It’s closet clean-out time again. Time to go through your fall / winter wardrobe and discard any items that don’t fit, those you kept trying to wear but that aren’t quite right, and anything that’s worn out. Those things that are too heavy for spring need to be stored until the fall. By rights, everything should be cleaned before storing to discourage moths and it’s a good idea to put a few moth balls or dryer sheets (which work just as well) in your storage bins / bags with your clothes. Trust me when I tell you you do NOT want moths. Those things are a bitch to get rid of. I know… but that’s a story for another day.
Once you’ve put away the fall / winter stuff it’s time to dive into your spring wardrobe to see what still works, what needs updating and (yeah!) what you need to buy. If you were diligent in the fall when you packed all your summer clothes away this should be a really easy job.

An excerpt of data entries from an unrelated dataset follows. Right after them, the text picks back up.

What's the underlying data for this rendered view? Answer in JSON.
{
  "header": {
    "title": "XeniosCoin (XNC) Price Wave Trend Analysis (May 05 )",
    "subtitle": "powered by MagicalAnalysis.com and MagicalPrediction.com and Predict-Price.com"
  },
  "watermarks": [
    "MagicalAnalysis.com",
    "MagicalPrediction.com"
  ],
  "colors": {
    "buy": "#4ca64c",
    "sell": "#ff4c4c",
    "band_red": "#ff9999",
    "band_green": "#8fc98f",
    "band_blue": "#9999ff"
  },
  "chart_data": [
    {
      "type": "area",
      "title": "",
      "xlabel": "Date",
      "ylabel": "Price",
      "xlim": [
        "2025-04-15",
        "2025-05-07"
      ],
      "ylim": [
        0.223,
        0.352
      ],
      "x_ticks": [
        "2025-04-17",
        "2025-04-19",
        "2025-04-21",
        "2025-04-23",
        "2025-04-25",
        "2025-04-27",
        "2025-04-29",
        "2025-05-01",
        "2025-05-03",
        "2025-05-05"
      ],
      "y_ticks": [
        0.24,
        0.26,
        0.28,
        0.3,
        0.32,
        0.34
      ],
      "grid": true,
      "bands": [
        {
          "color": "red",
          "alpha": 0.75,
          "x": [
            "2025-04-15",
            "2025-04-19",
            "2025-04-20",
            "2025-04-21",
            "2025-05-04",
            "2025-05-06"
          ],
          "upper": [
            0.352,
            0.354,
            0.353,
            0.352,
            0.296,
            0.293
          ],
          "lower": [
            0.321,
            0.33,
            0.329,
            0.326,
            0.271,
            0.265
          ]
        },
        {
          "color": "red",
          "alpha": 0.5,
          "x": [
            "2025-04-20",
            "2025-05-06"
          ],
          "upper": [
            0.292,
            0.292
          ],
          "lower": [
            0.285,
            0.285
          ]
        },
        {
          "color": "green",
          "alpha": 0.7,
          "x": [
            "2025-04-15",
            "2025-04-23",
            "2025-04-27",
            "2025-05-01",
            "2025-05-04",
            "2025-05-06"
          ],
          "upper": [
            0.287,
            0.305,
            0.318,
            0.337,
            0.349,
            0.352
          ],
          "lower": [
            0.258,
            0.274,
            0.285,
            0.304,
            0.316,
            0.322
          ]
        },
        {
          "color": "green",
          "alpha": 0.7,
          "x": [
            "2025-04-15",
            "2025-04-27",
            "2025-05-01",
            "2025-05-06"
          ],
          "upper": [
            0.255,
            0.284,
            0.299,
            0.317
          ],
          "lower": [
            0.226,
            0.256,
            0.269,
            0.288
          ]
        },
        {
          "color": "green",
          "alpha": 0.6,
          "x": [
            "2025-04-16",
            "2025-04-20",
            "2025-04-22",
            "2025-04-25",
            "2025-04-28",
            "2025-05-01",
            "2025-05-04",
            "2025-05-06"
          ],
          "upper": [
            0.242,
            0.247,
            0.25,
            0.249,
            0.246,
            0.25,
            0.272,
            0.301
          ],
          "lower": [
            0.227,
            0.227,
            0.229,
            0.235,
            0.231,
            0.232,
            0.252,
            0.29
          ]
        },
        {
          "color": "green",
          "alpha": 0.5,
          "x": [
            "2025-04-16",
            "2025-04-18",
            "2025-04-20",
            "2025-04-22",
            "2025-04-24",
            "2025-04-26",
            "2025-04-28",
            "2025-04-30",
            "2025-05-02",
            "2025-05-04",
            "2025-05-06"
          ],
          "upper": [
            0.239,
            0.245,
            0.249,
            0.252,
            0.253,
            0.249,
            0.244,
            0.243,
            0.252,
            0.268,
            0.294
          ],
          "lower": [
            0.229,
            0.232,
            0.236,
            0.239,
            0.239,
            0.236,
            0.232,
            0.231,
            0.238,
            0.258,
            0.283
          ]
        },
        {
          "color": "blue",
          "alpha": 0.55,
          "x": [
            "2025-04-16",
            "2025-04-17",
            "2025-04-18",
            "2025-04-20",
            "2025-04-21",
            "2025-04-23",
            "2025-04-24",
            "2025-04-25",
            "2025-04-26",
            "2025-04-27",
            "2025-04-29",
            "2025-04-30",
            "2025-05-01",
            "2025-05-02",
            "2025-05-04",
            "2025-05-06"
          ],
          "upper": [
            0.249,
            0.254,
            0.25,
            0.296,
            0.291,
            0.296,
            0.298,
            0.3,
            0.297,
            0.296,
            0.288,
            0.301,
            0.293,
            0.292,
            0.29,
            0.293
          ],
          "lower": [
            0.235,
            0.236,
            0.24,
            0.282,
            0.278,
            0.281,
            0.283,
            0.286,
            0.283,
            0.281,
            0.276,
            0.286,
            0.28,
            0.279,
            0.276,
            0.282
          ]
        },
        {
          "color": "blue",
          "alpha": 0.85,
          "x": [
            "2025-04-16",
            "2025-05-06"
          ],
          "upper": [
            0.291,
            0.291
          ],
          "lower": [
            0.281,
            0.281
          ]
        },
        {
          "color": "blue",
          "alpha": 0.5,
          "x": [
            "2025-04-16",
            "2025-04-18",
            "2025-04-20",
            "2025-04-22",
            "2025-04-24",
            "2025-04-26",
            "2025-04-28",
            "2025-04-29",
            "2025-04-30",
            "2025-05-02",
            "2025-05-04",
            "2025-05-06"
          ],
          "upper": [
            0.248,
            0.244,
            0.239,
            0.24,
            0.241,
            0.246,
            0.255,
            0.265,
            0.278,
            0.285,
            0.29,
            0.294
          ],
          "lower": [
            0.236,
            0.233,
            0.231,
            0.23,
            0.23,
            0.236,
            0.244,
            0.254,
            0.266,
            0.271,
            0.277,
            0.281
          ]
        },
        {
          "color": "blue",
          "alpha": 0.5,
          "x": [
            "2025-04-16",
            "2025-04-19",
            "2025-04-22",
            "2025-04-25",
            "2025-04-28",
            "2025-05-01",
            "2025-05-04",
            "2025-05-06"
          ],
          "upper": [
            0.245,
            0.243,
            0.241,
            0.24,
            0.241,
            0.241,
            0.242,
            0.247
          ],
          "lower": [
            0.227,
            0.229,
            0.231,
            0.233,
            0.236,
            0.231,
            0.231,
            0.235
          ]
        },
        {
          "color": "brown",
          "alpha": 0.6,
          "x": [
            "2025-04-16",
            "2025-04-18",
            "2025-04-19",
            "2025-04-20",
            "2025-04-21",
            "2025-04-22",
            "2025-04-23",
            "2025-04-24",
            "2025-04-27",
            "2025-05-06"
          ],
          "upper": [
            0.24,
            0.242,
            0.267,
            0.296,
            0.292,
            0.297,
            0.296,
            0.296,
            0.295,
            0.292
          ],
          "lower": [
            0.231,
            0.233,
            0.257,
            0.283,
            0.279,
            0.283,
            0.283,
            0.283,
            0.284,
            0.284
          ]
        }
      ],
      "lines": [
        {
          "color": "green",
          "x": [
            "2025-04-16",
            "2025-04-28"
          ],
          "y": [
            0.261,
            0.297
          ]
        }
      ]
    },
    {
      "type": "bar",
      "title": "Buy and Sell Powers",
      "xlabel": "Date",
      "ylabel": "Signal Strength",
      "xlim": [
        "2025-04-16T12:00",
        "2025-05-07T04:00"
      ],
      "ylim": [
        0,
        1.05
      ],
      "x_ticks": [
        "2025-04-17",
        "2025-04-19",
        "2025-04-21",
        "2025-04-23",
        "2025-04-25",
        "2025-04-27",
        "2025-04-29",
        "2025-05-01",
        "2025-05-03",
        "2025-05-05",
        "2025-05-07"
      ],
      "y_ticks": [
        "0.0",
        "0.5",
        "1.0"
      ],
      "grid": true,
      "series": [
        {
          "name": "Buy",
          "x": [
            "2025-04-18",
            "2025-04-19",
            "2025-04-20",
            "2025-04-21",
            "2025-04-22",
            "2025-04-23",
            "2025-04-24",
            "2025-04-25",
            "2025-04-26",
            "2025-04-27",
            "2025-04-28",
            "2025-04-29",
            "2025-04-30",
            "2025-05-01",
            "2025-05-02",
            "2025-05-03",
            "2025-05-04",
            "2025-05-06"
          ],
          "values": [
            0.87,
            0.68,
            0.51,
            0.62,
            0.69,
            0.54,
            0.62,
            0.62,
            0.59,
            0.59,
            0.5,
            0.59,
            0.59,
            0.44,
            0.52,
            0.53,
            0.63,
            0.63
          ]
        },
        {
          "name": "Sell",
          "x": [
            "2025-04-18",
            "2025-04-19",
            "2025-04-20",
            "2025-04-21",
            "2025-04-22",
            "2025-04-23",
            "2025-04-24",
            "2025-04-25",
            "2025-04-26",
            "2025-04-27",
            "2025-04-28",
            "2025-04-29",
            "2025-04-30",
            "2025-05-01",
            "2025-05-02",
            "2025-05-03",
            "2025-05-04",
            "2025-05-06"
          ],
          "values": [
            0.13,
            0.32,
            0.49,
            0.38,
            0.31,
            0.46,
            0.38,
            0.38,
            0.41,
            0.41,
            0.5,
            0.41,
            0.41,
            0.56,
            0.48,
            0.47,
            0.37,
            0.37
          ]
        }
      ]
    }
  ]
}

When cleaning out your closet you should sort into four piles:
1.store – for those items that are not “in” but will likely come back, have huge sentimental value (such as your wedding dress) or are for special occasion
2. Keep – these are the clothes in current rotation and they should be organized by type (skirts, pants, tops, etc.), colours, and styles for easy access
3. give away – to charity, to friends, or through “swapping parties”
4. throw out – for those pieces too old or too worn to be given away
You have to be a bit ruthless about what you get rid of. Some things may come back… I hung on for years to a black cashmere sweater dress I spent a fortune on in college only to have sweater dresses come back in a big way the season after I finally give it away. Ouch! But really, will you want to wear those things the second time around? If not, they need to go. Out with the old to make room for the new.
You also have to be realistic. There’s no point hanging on to stuff that doesn’t fit in the hopes that you’ll get smaller unless you are actively on a weight loss program. Better to embrace who you are now and learn to dress her than pine for the person you once were. There’s also no point in hanging on to stuff you’ve outgrown. You will never be 21 again – sentimentality plays no part here. Keeping the clothes does not mean you’ll avoid aging. It just means you won’t have room to buy beautiful new, age-appropriate clothes.
There’s also no reason to keep things that don’t flatter you simply because you won’t have much stuff left if you get rid of them. You don’t need a lot of clothes to have a good wardrobe. You just need clothes that work together and suit you. If a piece of clothing does not make you feel beautiful when you wear it you shouldn’t own it.
Sentimentality also does not apply to pieces like bridesmaid or prom dresses. You may have had a lovely time at whatever event the gown was for AND you may have had the best intentions in the world to find a reason to wear it again but no one ever does. And there’s no good reason to let these dresses crowd your closet space. Donate them and make someone else’s day and make room for new stuff you can actually wear at the same time.
The other thing to remember is that you should replace basics regularly as they wear out of fall out of fashion. Once you’ve replaced an item though, the old one should go away. After all, how many black pencil skirt can one person wear?
Obviously, some pieces are worth saving even if you don’t wear or use them regularly. A great evening dress, a dressy skirt or top, a cocktail dress, evening shoes, a great designer piece, the sweater or sweatshirt you wear when you’re sick or depressed and which makes you feel so cozy… There should not be tons of these clothes though. The majority of the things you own should be in your closet being used regularly.
Once you’re done cleaning out and organizing you can feel really good about having a closet that’s functional and exciting to dive into. Now that you can see what you have (and, therefore, what you need) you can plan out sensational outfits for every day. Enjoy!